In het artikel terloops nog even op dezelfde manier toegepast op zowel een regulier bedrijf met IT support afdeling en een bedrijf dat software als verkoopbaar product levert. Compleet met alle denkbare termen waar managers gevoelig voor zijn. “budgetten van it opslokken”, “overbodige functionaliteit”, “winst te behalen”.
Ben zo blij dat ik niet in een auto rij die Agile ontwikkeld was. Rij je met je kort cyclisch geproduceerde lean bolide 2.0 tegen boom. Ow ja, goeie rem was ook nuttig en airbag. Hadden de ontwikkelaars vast al lang voorgesteld, maar staat nog in de backlog voor als de klant er ooit om vraagt. Wellicht iets voor volgende sprint.
Dank voor je reactie, Marc. In de eerste plaats zijn we ook 13 jaar verder na het onderzoek van de Standish Group, en zou ik me zo voor kunnen stellen dat software inmiddels beter aansluit op de wensen van eindgebruikers. ‘User experience’ was nu eenmaal nog niet zo belangrijk in 2002 als nu.
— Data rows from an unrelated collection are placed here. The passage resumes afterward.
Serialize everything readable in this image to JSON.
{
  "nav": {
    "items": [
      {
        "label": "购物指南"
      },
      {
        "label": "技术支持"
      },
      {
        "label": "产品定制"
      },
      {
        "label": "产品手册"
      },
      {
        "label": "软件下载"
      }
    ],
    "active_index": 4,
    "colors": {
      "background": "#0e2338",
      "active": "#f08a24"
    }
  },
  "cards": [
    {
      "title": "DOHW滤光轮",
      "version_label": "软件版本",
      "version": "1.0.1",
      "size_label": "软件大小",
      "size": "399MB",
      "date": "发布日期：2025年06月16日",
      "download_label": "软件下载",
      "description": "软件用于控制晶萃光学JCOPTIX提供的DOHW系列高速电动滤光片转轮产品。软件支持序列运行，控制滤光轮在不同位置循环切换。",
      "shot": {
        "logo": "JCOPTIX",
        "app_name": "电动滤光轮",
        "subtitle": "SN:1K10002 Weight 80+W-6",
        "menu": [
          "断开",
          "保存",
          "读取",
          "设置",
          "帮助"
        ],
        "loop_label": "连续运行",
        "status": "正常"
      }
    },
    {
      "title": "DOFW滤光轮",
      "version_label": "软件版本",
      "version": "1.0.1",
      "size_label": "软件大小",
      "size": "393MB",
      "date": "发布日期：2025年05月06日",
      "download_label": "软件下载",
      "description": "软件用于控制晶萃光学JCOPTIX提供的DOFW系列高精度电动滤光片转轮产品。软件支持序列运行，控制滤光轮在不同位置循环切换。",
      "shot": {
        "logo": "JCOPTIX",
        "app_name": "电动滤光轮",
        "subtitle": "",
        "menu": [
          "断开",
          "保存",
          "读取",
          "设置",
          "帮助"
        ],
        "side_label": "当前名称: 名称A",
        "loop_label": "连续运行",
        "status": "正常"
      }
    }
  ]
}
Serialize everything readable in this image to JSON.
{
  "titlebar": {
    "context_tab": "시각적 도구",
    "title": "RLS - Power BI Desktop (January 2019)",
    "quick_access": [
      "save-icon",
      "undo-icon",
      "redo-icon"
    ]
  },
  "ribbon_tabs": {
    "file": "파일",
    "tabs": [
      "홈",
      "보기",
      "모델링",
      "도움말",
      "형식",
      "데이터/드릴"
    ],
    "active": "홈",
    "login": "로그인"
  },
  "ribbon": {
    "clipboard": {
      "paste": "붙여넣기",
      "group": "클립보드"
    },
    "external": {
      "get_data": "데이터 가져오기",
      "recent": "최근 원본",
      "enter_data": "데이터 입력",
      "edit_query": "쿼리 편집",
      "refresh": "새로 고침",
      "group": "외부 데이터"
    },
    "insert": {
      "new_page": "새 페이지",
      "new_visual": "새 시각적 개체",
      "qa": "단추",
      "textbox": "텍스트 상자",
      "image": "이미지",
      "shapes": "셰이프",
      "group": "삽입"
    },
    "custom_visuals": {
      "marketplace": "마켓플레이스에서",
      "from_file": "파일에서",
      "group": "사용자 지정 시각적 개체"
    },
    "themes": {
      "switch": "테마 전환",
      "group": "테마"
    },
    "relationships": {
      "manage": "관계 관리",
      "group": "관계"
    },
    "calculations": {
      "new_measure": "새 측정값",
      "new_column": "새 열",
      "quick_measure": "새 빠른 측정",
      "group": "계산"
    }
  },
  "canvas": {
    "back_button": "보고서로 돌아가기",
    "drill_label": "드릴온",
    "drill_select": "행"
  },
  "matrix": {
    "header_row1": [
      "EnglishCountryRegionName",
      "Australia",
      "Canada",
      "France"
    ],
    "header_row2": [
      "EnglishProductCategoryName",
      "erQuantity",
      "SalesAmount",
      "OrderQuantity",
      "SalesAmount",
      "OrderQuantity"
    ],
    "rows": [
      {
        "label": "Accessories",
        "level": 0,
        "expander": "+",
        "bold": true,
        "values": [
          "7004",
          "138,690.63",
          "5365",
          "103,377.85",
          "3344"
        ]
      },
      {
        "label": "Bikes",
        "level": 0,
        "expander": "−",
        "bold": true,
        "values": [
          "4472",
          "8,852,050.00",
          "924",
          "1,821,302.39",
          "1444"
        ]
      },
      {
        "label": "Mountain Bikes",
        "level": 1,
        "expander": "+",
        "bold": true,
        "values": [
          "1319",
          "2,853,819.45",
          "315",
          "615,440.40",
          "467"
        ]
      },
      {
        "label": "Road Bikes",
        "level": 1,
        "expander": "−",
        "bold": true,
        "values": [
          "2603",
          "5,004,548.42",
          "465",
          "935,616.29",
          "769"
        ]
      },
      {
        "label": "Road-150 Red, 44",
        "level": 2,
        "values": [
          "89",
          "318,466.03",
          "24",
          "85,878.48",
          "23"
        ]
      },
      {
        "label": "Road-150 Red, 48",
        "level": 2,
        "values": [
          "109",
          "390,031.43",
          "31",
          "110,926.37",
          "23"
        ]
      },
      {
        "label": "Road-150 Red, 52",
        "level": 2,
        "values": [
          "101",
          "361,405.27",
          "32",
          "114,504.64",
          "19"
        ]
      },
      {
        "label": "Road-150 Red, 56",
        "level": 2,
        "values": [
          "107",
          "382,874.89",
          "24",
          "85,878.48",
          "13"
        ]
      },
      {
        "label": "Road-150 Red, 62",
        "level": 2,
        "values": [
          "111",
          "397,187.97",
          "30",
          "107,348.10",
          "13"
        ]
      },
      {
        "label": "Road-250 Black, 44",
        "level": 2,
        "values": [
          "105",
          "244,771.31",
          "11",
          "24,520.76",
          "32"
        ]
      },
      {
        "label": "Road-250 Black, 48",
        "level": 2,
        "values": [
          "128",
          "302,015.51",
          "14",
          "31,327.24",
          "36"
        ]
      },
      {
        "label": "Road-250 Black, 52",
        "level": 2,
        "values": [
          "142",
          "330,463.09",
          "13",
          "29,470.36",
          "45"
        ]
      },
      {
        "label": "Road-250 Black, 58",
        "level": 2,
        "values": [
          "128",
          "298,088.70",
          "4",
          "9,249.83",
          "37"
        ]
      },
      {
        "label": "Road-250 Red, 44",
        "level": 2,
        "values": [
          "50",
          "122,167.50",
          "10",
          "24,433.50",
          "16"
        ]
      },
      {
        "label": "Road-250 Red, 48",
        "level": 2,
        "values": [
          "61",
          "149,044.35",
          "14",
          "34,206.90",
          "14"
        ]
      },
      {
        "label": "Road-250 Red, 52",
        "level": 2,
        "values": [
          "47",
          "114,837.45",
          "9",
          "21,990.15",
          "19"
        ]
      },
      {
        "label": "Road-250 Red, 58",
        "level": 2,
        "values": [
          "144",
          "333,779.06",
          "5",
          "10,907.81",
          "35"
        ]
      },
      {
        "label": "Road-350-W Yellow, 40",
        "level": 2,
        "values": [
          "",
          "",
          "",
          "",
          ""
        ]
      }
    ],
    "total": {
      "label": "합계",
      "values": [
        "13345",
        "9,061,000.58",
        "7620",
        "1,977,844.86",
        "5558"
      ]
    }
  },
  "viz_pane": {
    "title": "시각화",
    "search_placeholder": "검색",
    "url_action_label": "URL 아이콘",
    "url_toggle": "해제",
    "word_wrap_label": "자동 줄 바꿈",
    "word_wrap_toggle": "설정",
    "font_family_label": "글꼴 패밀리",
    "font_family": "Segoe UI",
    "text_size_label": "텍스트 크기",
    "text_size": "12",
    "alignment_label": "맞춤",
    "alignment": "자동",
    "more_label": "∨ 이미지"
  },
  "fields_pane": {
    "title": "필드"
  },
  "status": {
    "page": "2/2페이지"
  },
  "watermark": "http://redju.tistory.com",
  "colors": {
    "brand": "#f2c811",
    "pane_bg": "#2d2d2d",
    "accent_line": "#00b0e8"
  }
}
Het onderzoek meet inderdaad niet of eindgebruikers hun eigen gebruik goed inschatten. Of eindgebruikers wel een realistisch beeld hebben van hoeveel functionaliteiten ze daadwerkelijk gebruiken? Goede vraag. Het is en blijft natuurlijk een inschatting maar ik denk dat de software die ze gebruiken meer functionaliteiten heeft dan de meeste eindgebruikers kennen. Als hun inschatting dus al verkeerd is, dan vermoed ik dat die inschatting eerder te hoog is dan te laag. Dat zou dus beteken dat het percentage dat ze gebruiken in de praktijk eerder lager ligt dan we hebben onderzocht, dan hoger. Maar dat is slechts nattevingerwerk.
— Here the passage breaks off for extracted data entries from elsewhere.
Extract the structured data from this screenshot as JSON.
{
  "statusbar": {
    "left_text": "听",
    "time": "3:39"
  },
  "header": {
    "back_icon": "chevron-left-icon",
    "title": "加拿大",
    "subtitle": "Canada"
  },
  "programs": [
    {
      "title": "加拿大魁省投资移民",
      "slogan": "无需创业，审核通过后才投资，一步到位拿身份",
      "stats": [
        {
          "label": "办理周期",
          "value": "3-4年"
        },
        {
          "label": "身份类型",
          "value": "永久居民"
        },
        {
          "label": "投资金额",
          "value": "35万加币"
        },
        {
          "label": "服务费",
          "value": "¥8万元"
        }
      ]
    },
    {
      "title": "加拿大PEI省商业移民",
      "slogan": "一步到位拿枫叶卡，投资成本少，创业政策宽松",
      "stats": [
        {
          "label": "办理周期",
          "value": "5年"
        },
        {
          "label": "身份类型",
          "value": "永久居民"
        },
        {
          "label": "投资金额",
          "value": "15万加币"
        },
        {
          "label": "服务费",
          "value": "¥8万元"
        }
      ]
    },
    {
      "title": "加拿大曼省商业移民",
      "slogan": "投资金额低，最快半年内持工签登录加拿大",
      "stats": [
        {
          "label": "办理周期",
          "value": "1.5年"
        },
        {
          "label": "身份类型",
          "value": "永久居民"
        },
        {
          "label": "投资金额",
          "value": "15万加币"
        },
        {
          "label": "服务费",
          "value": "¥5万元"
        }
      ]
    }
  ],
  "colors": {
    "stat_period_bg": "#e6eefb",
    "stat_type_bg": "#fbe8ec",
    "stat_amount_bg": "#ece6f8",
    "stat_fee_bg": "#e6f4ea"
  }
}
Verder hebben we de respondenten gevraagd om een gemiddelde te geven van alle specialistische software die ze gebruiken op het werk: de exacte omschrijving was ‘software voor bepaalde disciplines of afdelingen binnen uw bedrijf zoals administratieve software, boekhoudprogramma’s of CRM-systemen’.
Het zou misschien interessant zijn om in een vervolgonderzoek specifieker in te gaan op verschillende soorten applicaties en verschillende leveranciers. Echter, elke organisatie is anders en gebruikt andere applicaties. Meer van belang is het daarom nog dat met name de IT ontwikkelaars zich van dit aspect bewust zijn en methoden gaan vinden om onnodige functionaliteit te voorkomen. En ook om ongebruikte functionaliteit uit te faseren en niet te blijven onderhouden. Een onderzoek blijft maar een onderzoek, het dient in praktijk gebracht te gaan worden. Als we over 10 jaar dit onderzoek weer doen zou het mooi zijn als het niet gebruikte deel verwaarloosbaar klein is geworden.